The screen is divided into two parts: a graphics window and a text window (see the document MicroCosm Player Interface for information on how these affect player interaction). The graphics window fills the lower portion of the screen. It is as wide as the screen is and exactly half that high (i.e., it has a 2:1 aspect ratio). All the animation is rendered within this window. The upper part of the screen is where the text goes. The text window is used to display text typed by the player, messages from other players, and other messages from the system itself (the latter will be rare).

The text will be displayed with surrounding graphics or with a special character set that lets us show the text inside a cartoon style word balloon. Each time a new player speaks the balloons in the text area scroll upward. Successive speakers’ balloons will have different background colors to distinguish them from one another. In addition, for the first few seconds a balloon is on the screen, we will draw a downward pointing "V" from the bottom of the balloon to the head of the avatar who is speaking. This will enhance the visual impression of the balloon as cartoon device. After a few seconds (a time computed on the basis of the length of the text in the balloon) the "V" disappears. On the Commodore 64 this "V" is easily implemented as a sprite.

Cursor

The cursor is controlled by the joystick. The player uses the cursor to designate his focus of attention for purposes of issuing commands to his avatar. The cursor is thus interpreted as pointing to a particular object on the screen at any given time. Sometimes this will be the blank background, which must function as a sort of pseudo-object for the designation process to work correctly. Not surprisingly, the cursor is probably most easily implemented on the Commodore 64 using a sprite.
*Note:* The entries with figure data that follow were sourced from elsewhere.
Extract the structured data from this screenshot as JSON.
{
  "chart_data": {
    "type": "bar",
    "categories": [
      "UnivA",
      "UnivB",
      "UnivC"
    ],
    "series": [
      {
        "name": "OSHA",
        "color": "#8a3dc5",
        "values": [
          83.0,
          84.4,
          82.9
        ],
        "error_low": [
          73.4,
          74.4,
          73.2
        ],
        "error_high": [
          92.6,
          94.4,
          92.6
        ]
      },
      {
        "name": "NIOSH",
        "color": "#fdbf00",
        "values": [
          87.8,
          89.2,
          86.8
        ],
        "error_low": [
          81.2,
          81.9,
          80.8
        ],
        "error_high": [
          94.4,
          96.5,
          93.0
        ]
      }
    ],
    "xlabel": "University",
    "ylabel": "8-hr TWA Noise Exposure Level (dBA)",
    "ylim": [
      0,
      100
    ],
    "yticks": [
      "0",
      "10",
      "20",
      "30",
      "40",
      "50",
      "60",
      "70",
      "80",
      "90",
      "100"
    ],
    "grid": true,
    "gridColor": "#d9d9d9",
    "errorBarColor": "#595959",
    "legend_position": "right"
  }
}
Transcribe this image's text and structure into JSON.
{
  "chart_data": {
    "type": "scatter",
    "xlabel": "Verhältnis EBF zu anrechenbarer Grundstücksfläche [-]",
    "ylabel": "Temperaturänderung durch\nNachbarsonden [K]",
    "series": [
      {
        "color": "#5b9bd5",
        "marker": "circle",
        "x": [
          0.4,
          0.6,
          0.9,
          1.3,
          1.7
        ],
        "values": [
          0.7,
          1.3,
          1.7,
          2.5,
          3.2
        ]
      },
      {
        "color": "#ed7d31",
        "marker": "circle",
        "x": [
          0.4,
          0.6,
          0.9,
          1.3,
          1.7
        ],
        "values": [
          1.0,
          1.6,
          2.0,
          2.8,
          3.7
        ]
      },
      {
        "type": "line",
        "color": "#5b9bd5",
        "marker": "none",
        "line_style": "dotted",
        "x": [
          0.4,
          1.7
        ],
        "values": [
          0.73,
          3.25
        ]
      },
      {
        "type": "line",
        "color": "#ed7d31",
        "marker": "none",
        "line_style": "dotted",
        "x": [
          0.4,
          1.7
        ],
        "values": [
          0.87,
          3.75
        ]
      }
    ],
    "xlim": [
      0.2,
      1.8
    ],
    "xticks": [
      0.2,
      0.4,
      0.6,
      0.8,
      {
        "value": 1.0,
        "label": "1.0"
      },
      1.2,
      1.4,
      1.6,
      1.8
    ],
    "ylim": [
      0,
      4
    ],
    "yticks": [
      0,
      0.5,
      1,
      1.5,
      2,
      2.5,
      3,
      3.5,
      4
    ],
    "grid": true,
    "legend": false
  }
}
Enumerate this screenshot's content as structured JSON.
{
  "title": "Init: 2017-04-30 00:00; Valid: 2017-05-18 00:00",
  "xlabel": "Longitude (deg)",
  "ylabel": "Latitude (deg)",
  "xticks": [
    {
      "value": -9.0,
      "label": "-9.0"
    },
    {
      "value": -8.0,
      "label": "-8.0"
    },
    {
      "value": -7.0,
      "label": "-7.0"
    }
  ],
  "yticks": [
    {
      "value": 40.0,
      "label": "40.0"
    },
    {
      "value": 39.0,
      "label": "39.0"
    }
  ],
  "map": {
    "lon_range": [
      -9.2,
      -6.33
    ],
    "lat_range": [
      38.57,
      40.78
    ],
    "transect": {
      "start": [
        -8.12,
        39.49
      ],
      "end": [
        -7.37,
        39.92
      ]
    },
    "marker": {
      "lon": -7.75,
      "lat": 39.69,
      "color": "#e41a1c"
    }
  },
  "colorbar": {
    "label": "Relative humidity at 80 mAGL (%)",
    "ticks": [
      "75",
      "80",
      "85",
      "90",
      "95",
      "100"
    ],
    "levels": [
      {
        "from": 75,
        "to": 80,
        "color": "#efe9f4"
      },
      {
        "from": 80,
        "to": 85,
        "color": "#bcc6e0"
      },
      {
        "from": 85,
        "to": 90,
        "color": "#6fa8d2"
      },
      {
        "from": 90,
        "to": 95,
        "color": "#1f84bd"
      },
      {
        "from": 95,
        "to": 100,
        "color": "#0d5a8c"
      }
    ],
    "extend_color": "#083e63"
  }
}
The shape of the cursor is, as yet, undecided. Strong candidates include the arrow pointer (as found in the Macintosh and the Amiga), a crosshair, or a circle. The circle is an interesting idea: we could vary the diameter of the circle depending on the size of the object it is indicating, so that the circle always more or less encloses the object. Another possibility is to not really have a cursor but to simply highlight the selected object in some fashion. However this could be unsightly and also makes it hard to simply point at locations in the region, rather than at particular objects.

Sound Effects

Many of the objects in the world will be able to make sounds as part of their behavior. The home system will include a sound effects driver and a library of sound effects data. To make a sound, the behavior code for an object simply calls the sound effects driver with the number of the sound effect that it wants. Sounds will be implemented as a simple set of discrete noises of various sorts.